Telefilm, Corus Ink Deal on Family

Fund will contribute financing for two features a year

BANFF — Family films are getting a boost from Canada, with the announcement Tuesday at the Banff Media Festival that federal government film and TV funder Telefilm Canada and Canuck media and entertainment conglom Corus Entertainment are launching a fund to increase production of aud-driven English-language live-action theatrical family pics.

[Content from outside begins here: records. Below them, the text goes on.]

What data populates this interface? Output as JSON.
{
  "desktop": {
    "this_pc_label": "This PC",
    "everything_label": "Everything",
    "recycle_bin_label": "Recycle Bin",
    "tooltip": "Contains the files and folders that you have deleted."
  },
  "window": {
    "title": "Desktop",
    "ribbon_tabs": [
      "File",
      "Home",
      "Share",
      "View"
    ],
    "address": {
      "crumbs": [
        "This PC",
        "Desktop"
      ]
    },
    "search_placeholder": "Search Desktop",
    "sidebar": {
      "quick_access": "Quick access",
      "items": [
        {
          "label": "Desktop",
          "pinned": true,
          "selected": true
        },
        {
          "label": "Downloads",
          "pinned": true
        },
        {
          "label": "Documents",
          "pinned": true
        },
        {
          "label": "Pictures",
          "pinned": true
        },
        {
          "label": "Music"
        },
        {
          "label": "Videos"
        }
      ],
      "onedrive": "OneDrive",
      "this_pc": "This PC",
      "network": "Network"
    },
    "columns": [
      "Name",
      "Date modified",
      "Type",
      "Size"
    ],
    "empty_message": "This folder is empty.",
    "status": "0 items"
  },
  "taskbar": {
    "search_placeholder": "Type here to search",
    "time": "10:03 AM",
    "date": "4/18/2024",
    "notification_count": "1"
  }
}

The fund will contribute financing for two features — Canuck-made or international treaty co-pros — per year that apply to the fund with a developed script, comprehensive plan for market viability and budget between
$3.5 million and $5 million.

Applications will be jointly evaluated by Telefilm and Corus. Selected projects will receive financial investment, broadcast commitment from Corus and marketing support from its portfolio of networks; Corus owns youth-focused multimedia brands YTV, Treehouse, Nickelodeon (Canada), Nelvana and Kids Can Press, as well as HBO Canada, Movie Central and other nets.

“We’re pleased to announce this private-public partnership with an industry leader like Corus Entertainment, a media company that connects with its audiences by offering compelling content delivered on multiple platforms to millions of people around the world,” said Telefilm Canada exec director Carolle Brabant.

Canada has long been a major player in kid’s small-screen entertainment, from animation powerhouse Nelvana, founded in 1971 and now owned by Corus, to Halifax-headquartered DHX Media, which acquired major global kids entertainment player Cookie Jar Group (formerly known as CINAR) last year.
Veteran Canuck prodcos like Breakthrough and Shaftesbury have also found global success in kids TV.

The new Telefilm-Corus funding program offers producers an entry point into the family film genre, which Corus vice-prexy John MacDonald calls an “underserved niche” in the Canadian industry. “We are excited to be teaming up with Telefilm Canada on this one-of-a-kind program to fuel the growing demand for great family films in both the theatrical market and for broadcast,” he said.